Movie Mom

Sometimes the mystery is better than the solution. This is one of those times.

Marvel Comics’ X-Men movie trilogy was about a group of mostly young people with special “mutant” powers who were either victimized by or exploited by “regular” humans. These powers were first presented in most cases when the unsuspecting mutants became teenagers. It was effective as fantasy and more effective as metaphor for the changes of adolescence. One of the few grown-up characters is Wolverine (Hugh Jackman), a cigar-chomping tough guy with indestructible claws that slide out from between his knuckles and the power to heal all wounds almost instantly — and large pieces of his memory missing, which is the source of some intrigue.

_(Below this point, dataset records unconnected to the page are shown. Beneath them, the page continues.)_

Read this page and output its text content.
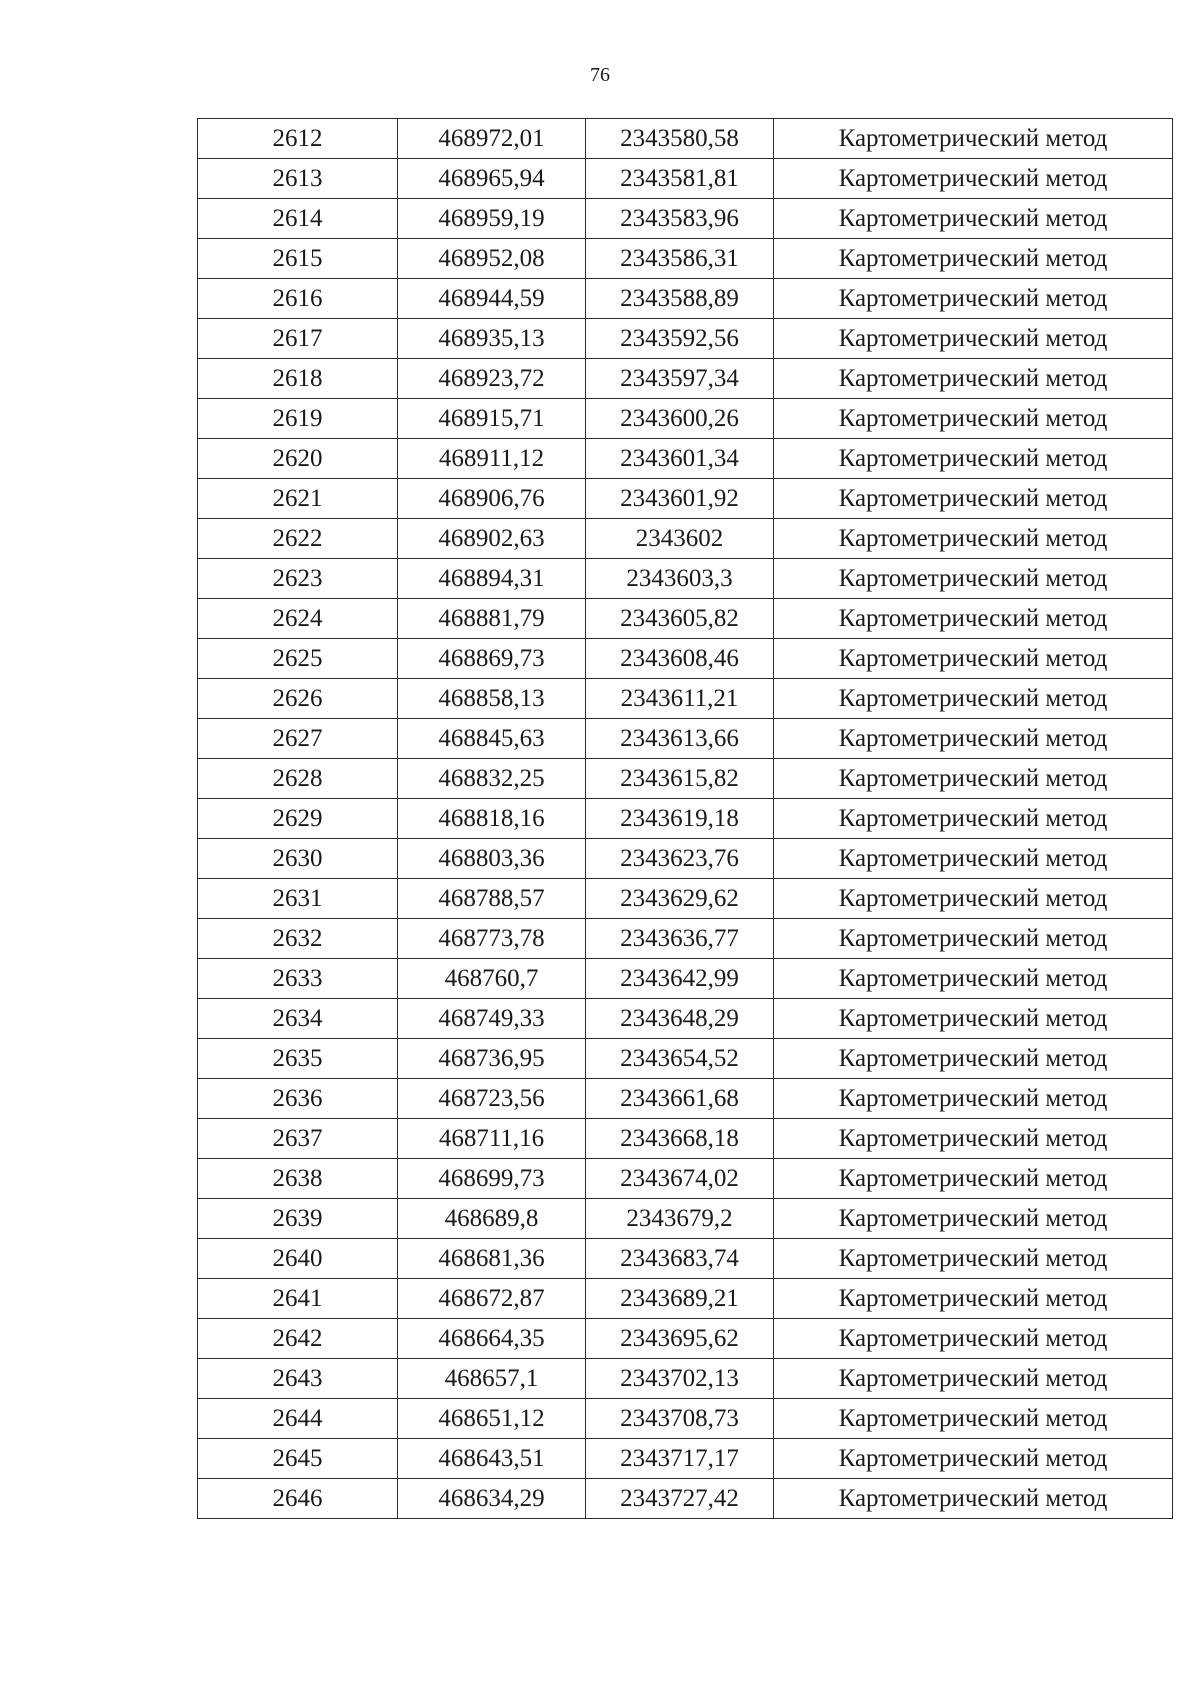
76
2612	468972,01	2343580,58	Картометрический метод
2613	468965,94	2343581,81	Картометрический метод
2614	468959,19	2343583,96	Картометрический метод
2615	468952,08	2343586,31	Картометрический метод
2616	468944,59	2343588,89	Картометрический метод
2617	468935,13	2343592,56	Картометрический метод
2618	468923,72	2343597,34	Картометрический метод
2619	468915,71	2343600,26	Картометрический метод
2620	468911,12	2343601,34	Картометрический метод
2621	468906,76	2343601,92	Картометрический метод
2622	468902,63	2343602	Картометрический метод
2623	468894,31	2343603,3	Картометрический метод
2624	468881,79	2343605,82	Картометрический метод
2625	468869,73	2343608,46	Картометрический метод
2626	468858,13	2343611,21	Картометрический метод
2627	468845,63	2343613,66	Картометрический метод
2628	468832,25	2343615,82	Картометрический метод
2629	468818,16	2343619,18	Картометрический метод
2630	468803,36	2343623,76	Картометрический метод
2631	468788,57	2343629,62	Картометрический метод
2632	468773,78	2343636,77	Картометрический метод
2633	468760,7	2343642,99	Картометрический метод
2634	468749,33	2343648,29	Картометрический метод
2635	468736,95	2343654,52	Картометрический метод
2636	468723,56	2343661,68	Картометрический метод
2637	468711,16	2343668,18	Картометрический метод
2638	468699,73	2343674,02	Картометрический метод
2639	468689,8	2343679,2	Картометрический метод
2640	468681,36	2343683,74	Картометрический метод
2641	468672,87	2343689,21	Картометрический метод
2642	468664,35	2343695,62	Картометрический метод
2643	468657,1	2343702,13	Картометрический метод
2644	468651,12	2343708,73	Картометрический метод
2645	468643,51	2343717,17	Картометрический метод
2646	468634,29	2343727,42	Картометрический метод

Now Wolverine gets his own spin-off and it is an “origin” story, which anthropologists and comic fans know is a prequel, an up close and personal look at the superhero’s backstory to give us some insights into what made Logan into his Wolverine-y bad self and a chance to feel knowledgeable when we see the experiences that led to the characteristics and events we already know. Aha, so that’s where the name comes from! And who was behind that operation? And when do we get to see that always indispensable origin moment — Wolverine primal screaming up into the indifferent sky?

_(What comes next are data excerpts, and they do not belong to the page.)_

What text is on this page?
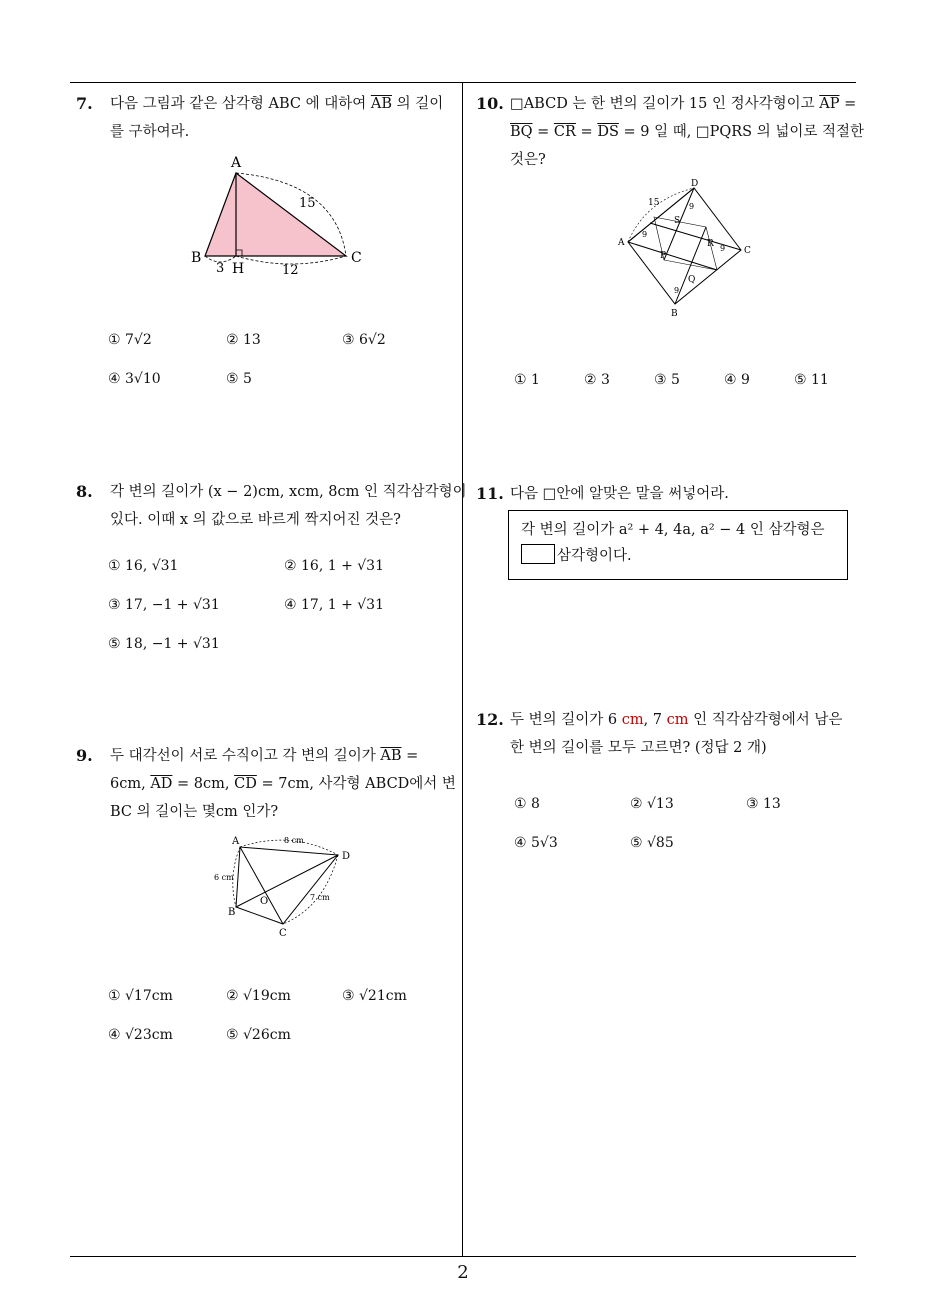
7. 다음 그림과 같은 삼각형 ABC 에 대하여 $\overline{AB}$ 의 길이
를 구하여라.
A
B	C
H
15
3	12
① 7√2	② 13	③ 6√2
④ 3√10	⑤ 5
8. 각 변의 길이가 (x − 2)cm, xcm, 8cm 인 직각삼각형이
있다. 이때 x 의 값으로 바르게 짝지어진 것은?
① 16, √31	② 16, 1 + √31
③ 17, −1 + √31	④ 17, 1 + √31
⑤ 18, −1 + √31
9. 두 대각선이 서로 수직이고 각 변의 길이가 $\overline{AB}$ =
6cm, $\overline{AD} = 8cm$, $\overline{CD} = 7cm$, 사각형 ABCD에서 변
BC 의 길이는 몇cm 인가?
A
B
C
D
O
6 cm
8 cm
7 cm
① √17cm	② √19cm	③ √21cm
④ √23cm	⑤ √26cm
10. □ABCD 는 한 변의 길이가 15 인 정사각형이고 $\overline{AP}$ =
$\overline{BQ} = \overline{CR} = \overline{DS} = 9$ 일 때, □PQRS 의 넓이로 적절한
것은?
D
A
B
C
P
Q
R
S
15
9
9
9
9
① 1	② 3	③ 5	④ 9	⑤ 11
11. 다음 □안에 알맞은 말을 써넣어라.
각 변의 길이가 a² + 4, 4a, a² − 4 인 삼각형은
삼각형이다.
12. 두 변의 길이가 6 cm, 7 cm 인 직각삼각형에서 남은
한 변의 길이를 모두 고르면? (정답 2 개)
① 8	② √13	③ 13
④ 5√3	⑤ √85
2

The movie’s version of adamantium, that super-strong metal alloy that gives Wolverine the super-powerful skeletal structure and shooting claws, is its three leads, all superb actors as well as action heroes. Liev Schreiber plays Victor, Logan’s similarly-powered brother, and Ryan Reynolds is a motor-mouthed swordsman named Wade Wilson. The evil military man who presides over the hideous medical experiments is Danny Houston and Logan’s romantic interest is the criminally underused Lynn Collins. There are some striking fight scenes, I love the way Wolverine races toward battle, and it has the usual intriguing murkiness about who is on which side that energizes the X-Men stories. But it never taps into the deeper themes of mutantcy as metaphor and the reveals are not especially revelatory.